小説=流氓=薄倖移民の痛恨歌=矢嶋健介 著=158

 信二は、汗臭い昨日の衣服を着けるのをためらった。しかし良子を見舞うために新しい物と着替えることは、良子を好いているように思われそうで気恥ずかしかった。家の者は洗濯の手間を省くために、たいてい四、五日は同じ作業着で就労していたのである。

「良子さん、どんな」

 信二は、鍬の柄に通して運んできた水樽を、家の入口に下ろして声をかけた。

「信二さんかい、まあまあ」

 寺田とめさんがハンカチで手を拭いながら出てきて、信二を良子の部屋に案内した。薄暗い部屋の片隅で良子は横になっていた。とめさんの石油ランプで照らされた良子の皮膚は、透きとおるほど白かった。髪の毛は赤く生気を失っていた。
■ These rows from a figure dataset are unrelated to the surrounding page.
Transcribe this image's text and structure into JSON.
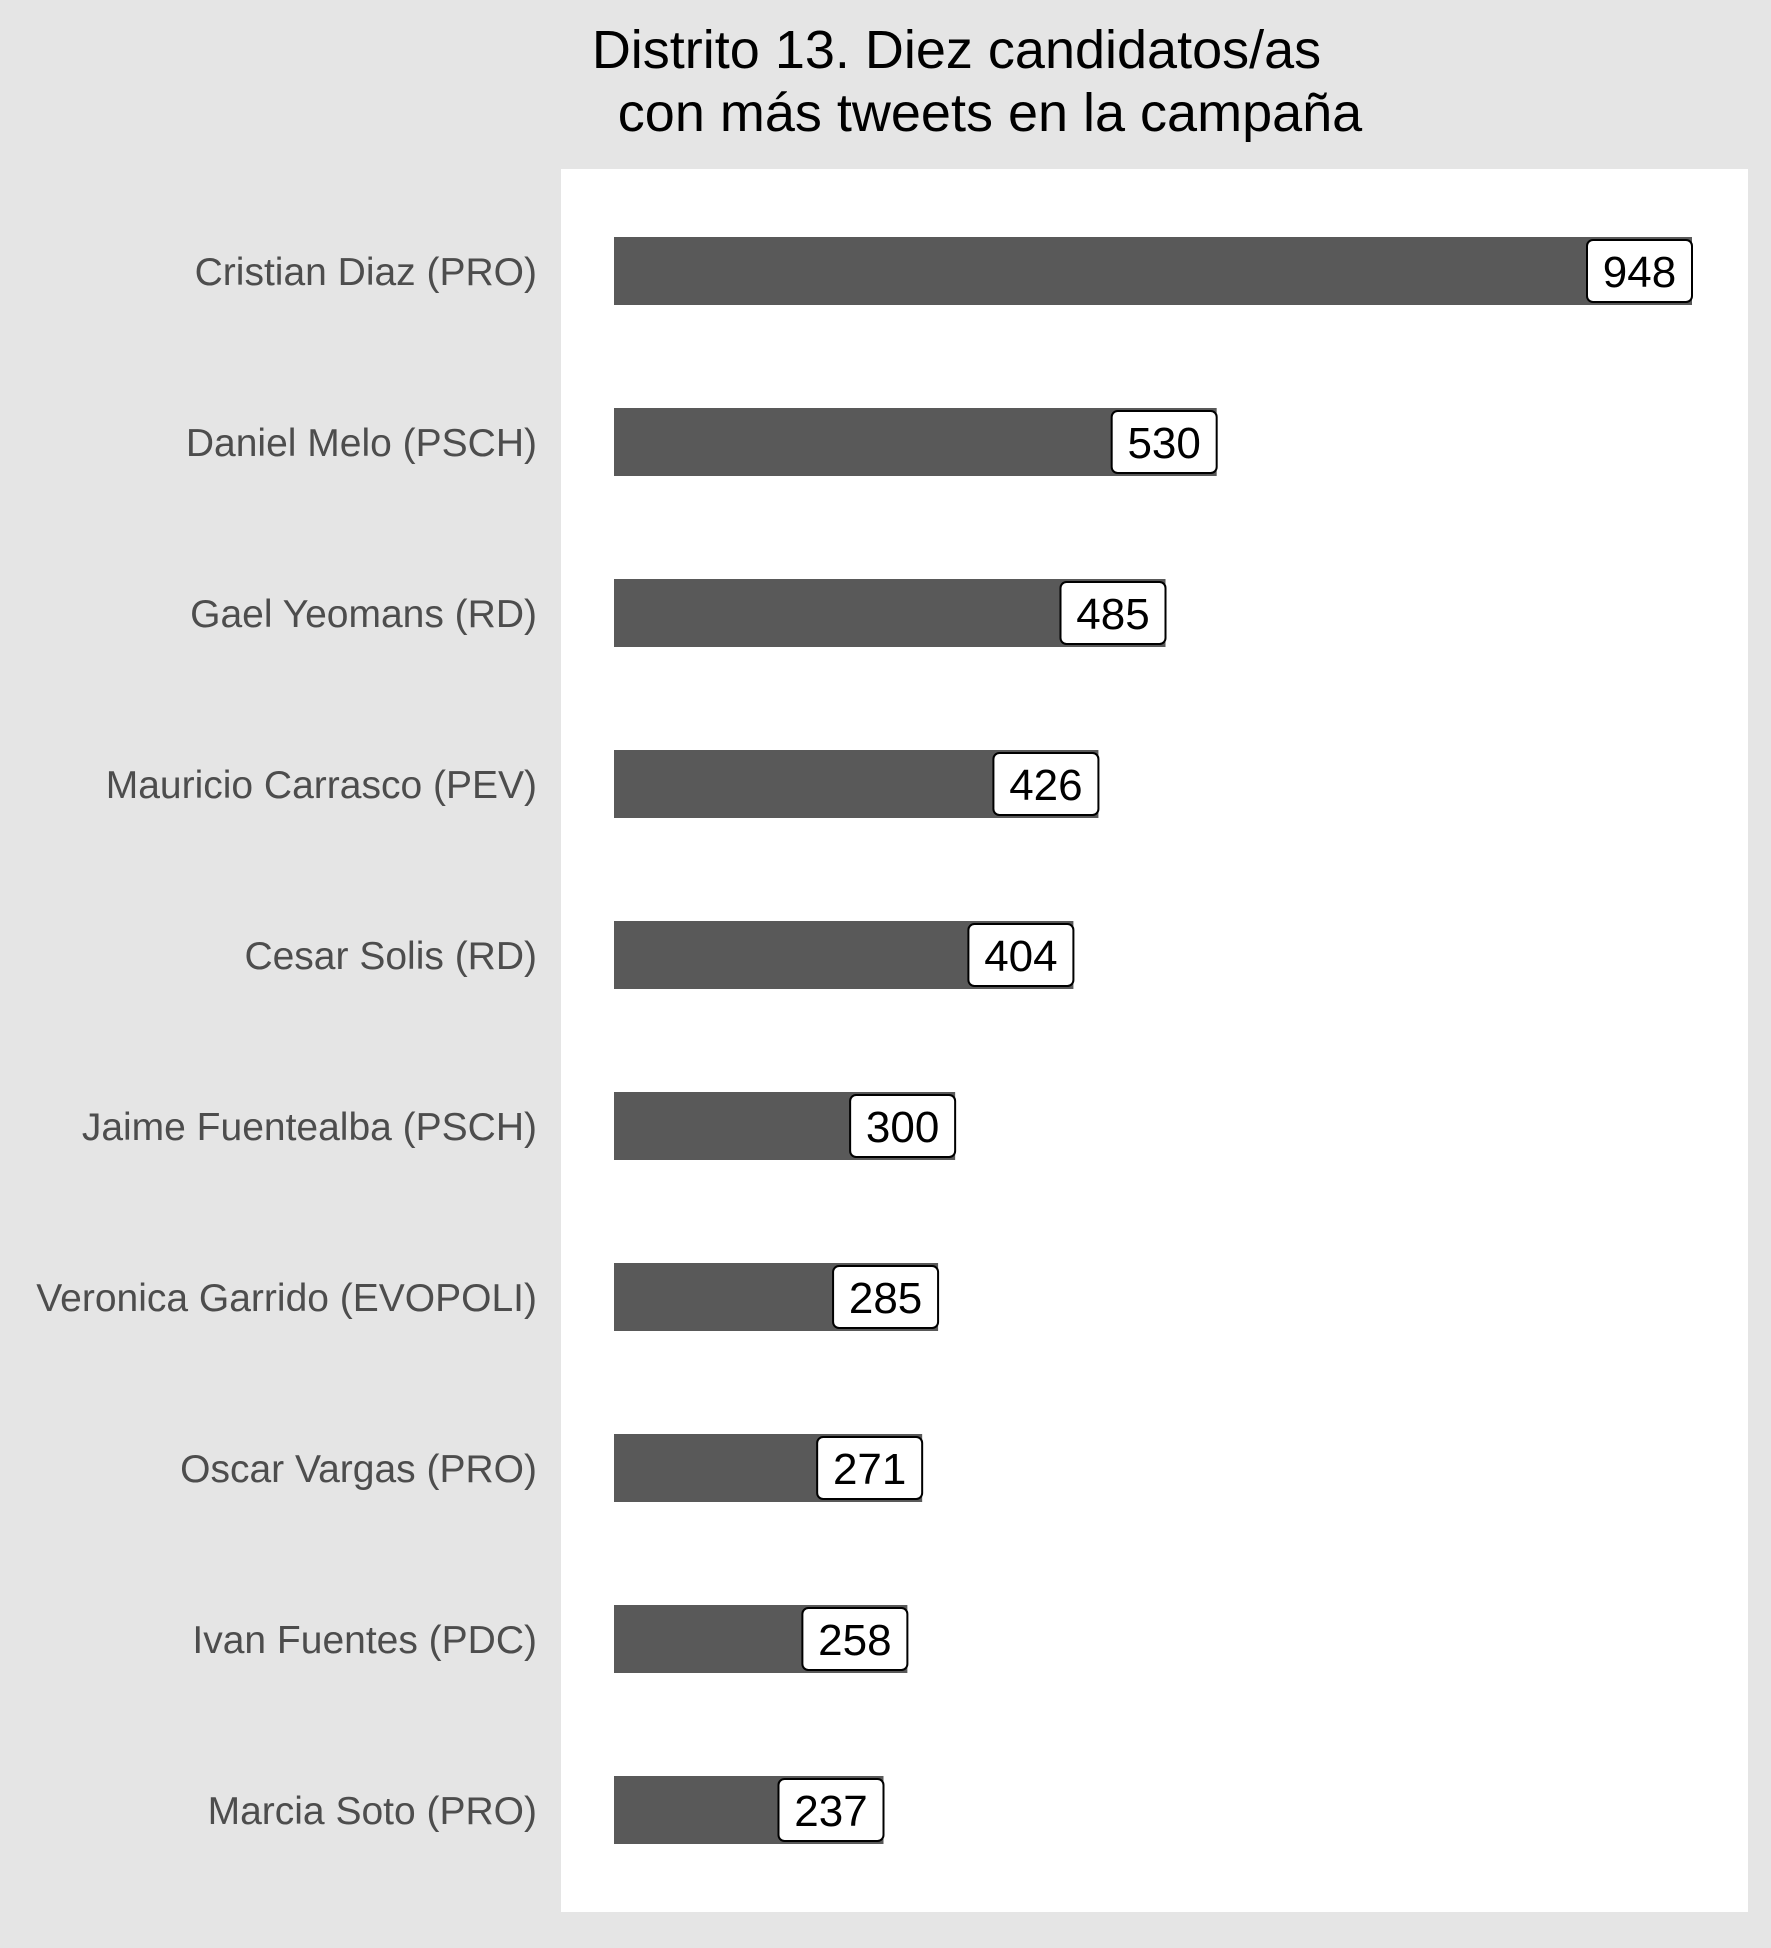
{
  "chart_data": {
    "type": "bar",
    "orientation": "horizontal",
    "title": [
      "Distrito 13. Diez candidatos/as",
      "con más tweets en la campaña"
    ],
    "xlabel": "",
    "ylabel": "",
    "categories": [
      "Cristian Diaz (PRO)",
      "Daniel Melo (PSCH)",
      "Gael Yeomans (RD)",
      "Mauricio Carrasco (PEV)",
      "Cesar Solis (RD)",
      "Jaime Fuentealba (PSCH)",
      "Veronica Garrido (EVOPOLI)",
      "Oscar Vargas (PRO)",
      "Ivan Fuentes (PDC)",
      "Marcia Soto (PRO)"
    ],
    "values": [
      948,
      530,
      485,
      426,
      404,
      300,
      285,
      271,
      258,
      237
    ],
    "xlim": [
      0,
      948
    ],
    "grid": false,
    "legend": "none",
    "data_labels": true,
    "colors": {
      "background": "#e5e5e5",
      "panel": "#ffffff",
      "bar": "#595959",
      "label_box": "#ffffff",
      "label_border": "#000000",
      "category_text": "#4d4d4d",
      "title_text": "#000000"
    }
  }
}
「俺、ゆうべ良子ちゃんの夢みたんや。日本にいた頃の可愛い声だった」

 良子はそれには答えず、ランプの反対方向に顔をそむけ、片手で顔を撫でた。その腕は痛々しく、細かった。

「薬、飲んでるんか」

「日本のキニーネ。毎日飲んでんねけど、あかんのや。あれ硬いから消化せんで丸薬のまま素通りしてしまうみたい」

「ブラジルのパルダンの注射が効くというぜ」

「パトロンから借金して打ってもらってるんだけど、どうもパッとしない。近頃はどうかすると一日に二度も悪寒が襲って、布団を何枚かけてやっても震えは止まらないの。特効薬も身体によくめぐらず、注射を打った跡が紫色に腫れてしまい、もう良子のお尻は瘤だらけになってしもた」

 横から、とめさんが付け加えた。

「頑張るんや。雨季が去ればマラリアは治る」

「ジャルジネイロ(乗合バス)が通うようになったら町のお医者さんに連れて行ってもらうわ」

 良子は、顔をそむけたまま細い声で言った。

「お医者に行って一日も早く元気になるんやで」

 信二は、布団の上から良子の背をさすった。良子は泣いているようだった。

 

(四)

 

 どしゃ降りの雨が屋根を叩いていた。天井のない瓦剥き出しの家は、雨音がじかに頭上へ響く。雷雨に眼を覚ました信二は、向かいの炊事場に灯のともっているのを見た。夜中の筈なのに寺田多助夫妻と、他にまだ二、三人のボソボソと話す声が聞こえた。